A solicitor who made multiple complaints against two barristers who acted for the claimant in litigation in which he was a defendant, has failed in an application to judicially review the Bar Standards Board’s (BSB) decision to dismiss the complaints.
The solicitor, media law specialist Michael Henry, was also warned that he would be made subject to a civil restraint order (CRO) if he continued litigating as he had been.
Mrs Justice Whipple explained that the underlying legal case concerned Quick Draw Ltd lending money to Global Live Events (GLE), in relation to a Michael Jackson tribute concert at the Millennium Stadium in Cardiff in October 2011. GLE was in administration by the time of the trial.
Mr Henry was also a defendant as he was responsible for all the contractual documents drawn up to evidence the loan.
Quick Draw won in 2012, with the judge finding that the conduct of Mr Henry and another defendant fell short of that expected of ordinary honest individuals with their knowledge and experience, and that they were both guilty of a dishonest assistance in breach of trust by GLE.
Mr Henry sought permission to appeal to the Court of Appeal but he was refused permission and that application was certified as being totally without merit.
Quick Draw was represented by two barristers and media law firm Wiggin, all of whom Mr Henry accused of making false representations during the proceedings. He complained to their respective professional bodies.

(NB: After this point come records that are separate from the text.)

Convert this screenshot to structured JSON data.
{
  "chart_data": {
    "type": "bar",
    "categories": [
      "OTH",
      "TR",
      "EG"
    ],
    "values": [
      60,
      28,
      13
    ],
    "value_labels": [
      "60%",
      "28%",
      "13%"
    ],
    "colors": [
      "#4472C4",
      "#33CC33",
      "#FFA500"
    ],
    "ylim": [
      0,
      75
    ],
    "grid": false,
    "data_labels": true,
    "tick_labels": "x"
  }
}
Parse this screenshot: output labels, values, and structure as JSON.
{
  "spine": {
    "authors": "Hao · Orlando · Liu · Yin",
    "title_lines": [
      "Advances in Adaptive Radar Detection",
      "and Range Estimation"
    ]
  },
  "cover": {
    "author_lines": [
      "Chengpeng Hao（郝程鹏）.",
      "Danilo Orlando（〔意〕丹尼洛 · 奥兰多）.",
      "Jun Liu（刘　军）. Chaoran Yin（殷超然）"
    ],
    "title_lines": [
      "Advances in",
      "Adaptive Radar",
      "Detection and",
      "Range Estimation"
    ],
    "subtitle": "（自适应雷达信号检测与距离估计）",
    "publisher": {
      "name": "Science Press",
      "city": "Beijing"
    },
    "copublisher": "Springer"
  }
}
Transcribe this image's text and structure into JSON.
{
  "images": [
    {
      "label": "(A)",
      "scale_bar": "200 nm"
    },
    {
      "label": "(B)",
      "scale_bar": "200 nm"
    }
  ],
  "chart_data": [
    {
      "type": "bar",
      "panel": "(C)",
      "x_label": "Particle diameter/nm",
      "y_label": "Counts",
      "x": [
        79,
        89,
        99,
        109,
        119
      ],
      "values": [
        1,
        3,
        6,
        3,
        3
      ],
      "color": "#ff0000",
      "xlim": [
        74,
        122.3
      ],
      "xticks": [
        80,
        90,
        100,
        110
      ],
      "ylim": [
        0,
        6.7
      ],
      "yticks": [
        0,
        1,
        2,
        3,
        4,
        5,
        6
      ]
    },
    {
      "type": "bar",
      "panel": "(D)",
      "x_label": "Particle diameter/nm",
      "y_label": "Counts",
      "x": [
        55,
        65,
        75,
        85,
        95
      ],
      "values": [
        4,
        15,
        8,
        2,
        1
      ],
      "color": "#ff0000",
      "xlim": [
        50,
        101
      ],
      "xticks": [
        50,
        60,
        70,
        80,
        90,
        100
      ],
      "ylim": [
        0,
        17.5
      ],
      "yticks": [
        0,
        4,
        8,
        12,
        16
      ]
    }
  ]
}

The Solicitors Regulation Authority (SRA) refused to pursue the complaint against Wiggin, a decision that was upheld after an earlier application by Mr Henry for judicial review was refused.
In all, Mr Henry has made 337 complaints against the barristers. The BSB’s professional conduct committee (PCC) split them into two tranches, the first dealing with just six complaints, all of which it rejected. There are separate proceedings over the BSB’s decision in the other 331.
Whipple J said: “The issue for me is whether there is any arguable error of law in the PCC’s conclusions or reasoning. I do not believe there is. The PCC was quite entitled to conclude, on the evidence before it, that there was insufficient evidence to prove to the criminal standard that there had been any misrepresentation and to dismiss the complaints on that basis.”
She went on to consider whether to make a CRO even though in this case Mr Henry’s grounds for seeking judicial review were “not so poor that I should classify them as being ‘totally without merit’”. However, he has previously brought four other unsuccessful judicial reviews against the BSB and SRA, and another one is pending against the SRA, the judge observed.
But accepting assurances from Mr Henry that he would in future only conduct proceedings with representation by counsel, the judge did not make a CRO “at this time”.
She added: “Mr Henry must realise that the court is very likely to make a CRO if he issues any more unmeritorious proceedings or makes or pursues any more unmeritorious applications, relating to the [Quick Draw] action or otherwise.
“This judgment will be public, and will doubtless be brought to the attention of any court which strikes out or refuses any further action or application by Mr Henry on the basis that it is totally without merit. Mr Henry has been warned.”